3. The Teacher Did It
This is a strange twist in the story. Could former teacher Roger Kaplan (Michael Nouri), who used to write love letters to a house in Westfield be responsible? In the show Kaplan admired a particular house since childhood but was unable to buy it when it became available because of a higher offer. After many years writing “Ode to a House” poems, Kaplan suddenly turns nasty when the homeowner gets a divorce, in the hope of driving her out. Kaplan’s ex-wife certainly thinks he’s responsible. In real life there was a teacher Robert Kaplow who used to teach his students “Ode to a House” as one of his lessons, encouraging them to write poems addressed to properties. So letters are definitely his MO, and an obsession with architecture also fits. But the Ode to a House letters were all positive, and Kaplow was by all accounts just a very well liked teacher.
2. John Graff Did It
John Graff both definitely did it and also definitely did not do it. In the show Graff is a man who murdered his family, is a religious obsessive who hates change. And we see him escaping from the tunnels under 657 Boulevard, only to pop up in Pearl and Jasper’s house uttering the phrase “they’re onto us”. So while the end of the show reiterates that the case was never solved, the narrative is clearly pointing to Graff. Which is not actually that useful for viewers interested in the real case since Graff is based on a real-life family annihilator, John List, and John List died in 2008 and had nothing to do with The Watcher
1. Pearl and Jasper Did It
The theory that seems the most logical is that it was Pearl and Jasper (in the show, with John Graff, but ignore that for now).
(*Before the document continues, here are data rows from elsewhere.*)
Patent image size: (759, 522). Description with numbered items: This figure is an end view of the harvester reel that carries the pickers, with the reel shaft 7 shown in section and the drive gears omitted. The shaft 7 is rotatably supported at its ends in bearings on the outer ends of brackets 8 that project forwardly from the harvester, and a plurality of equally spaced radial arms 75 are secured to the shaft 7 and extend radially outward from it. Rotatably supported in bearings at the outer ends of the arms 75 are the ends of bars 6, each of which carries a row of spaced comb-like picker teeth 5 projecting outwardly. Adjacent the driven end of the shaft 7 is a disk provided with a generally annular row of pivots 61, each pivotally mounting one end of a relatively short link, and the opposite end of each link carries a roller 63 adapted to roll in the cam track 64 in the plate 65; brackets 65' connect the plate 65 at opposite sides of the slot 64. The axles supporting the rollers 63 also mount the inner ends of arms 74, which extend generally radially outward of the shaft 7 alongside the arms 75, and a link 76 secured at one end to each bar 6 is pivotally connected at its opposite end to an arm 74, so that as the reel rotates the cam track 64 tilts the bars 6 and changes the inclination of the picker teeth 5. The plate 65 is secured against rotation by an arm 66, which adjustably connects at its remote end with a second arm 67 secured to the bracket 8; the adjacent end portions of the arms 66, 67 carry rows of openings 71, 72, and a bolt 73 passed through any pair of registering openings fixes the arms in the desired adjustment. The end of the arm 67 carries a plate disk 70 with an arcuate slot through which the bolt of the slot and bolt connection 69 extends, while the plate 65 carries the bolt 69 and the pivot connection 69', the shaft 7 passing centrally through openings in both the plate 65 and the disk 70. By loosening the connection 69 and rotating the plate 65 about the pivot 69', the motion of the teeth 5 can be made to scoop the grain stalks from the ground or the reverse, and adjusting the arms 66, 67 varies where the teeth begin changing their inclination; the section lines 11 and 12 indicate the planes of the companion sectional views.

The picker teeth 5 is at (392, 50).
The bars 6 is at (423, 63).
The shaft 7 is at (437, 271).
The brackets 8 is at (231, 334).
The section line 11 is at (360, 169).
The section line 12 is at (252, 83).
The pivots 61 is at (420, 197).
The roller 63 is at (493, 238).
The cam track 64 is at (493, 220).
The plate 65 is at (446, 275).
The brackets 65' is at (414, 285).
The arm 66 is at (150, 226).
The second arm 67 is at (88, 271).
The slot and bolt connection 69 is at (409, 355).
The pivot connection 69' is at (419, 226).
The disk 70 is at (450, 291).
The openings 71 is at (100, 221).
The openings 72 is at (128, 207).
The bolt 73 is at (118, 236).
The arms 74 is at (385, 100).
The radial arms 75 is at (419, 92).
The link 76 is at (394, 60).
They have been in the neighborhood long enough, they are both obsessed with the house, they live in the right spot to be able to see and hear what’s going on and they are kind of weird. This is also the most compelling theory in real life. The counterparts to Pearl and Jasper are Michael and Abby Langford. They lived right next to 657 Boulevard, with their 90 year old mother Peggy, their father had lived in the house since the 60s and died 12 years earlier, which fits with the timelines in the letters (the writer talks about how their father had watched the house before them and how the mantle had now been passed to them). Experts the Broaddus’ hired suggest there were various indicators that the letters had been written by someone older. The Broaddus’ were convinced it was Michael Langford, and he was interviewed by police several times but always denied it. The Broaddus’ hired experts to look into the family and were even planning to bring a civil suit against him, but were then told the police had ruled the family out as suspects (without saying why). After the female DNA was found on one of the envelopes, one investigator managed to pinch Abby Langford’s water bottle to test against, but it was not a match. Despite this, the Langfords (aka Pearl and Jasper) are definitely our top pick for The Watcher.
The Watcher is available to stream on Netflix now.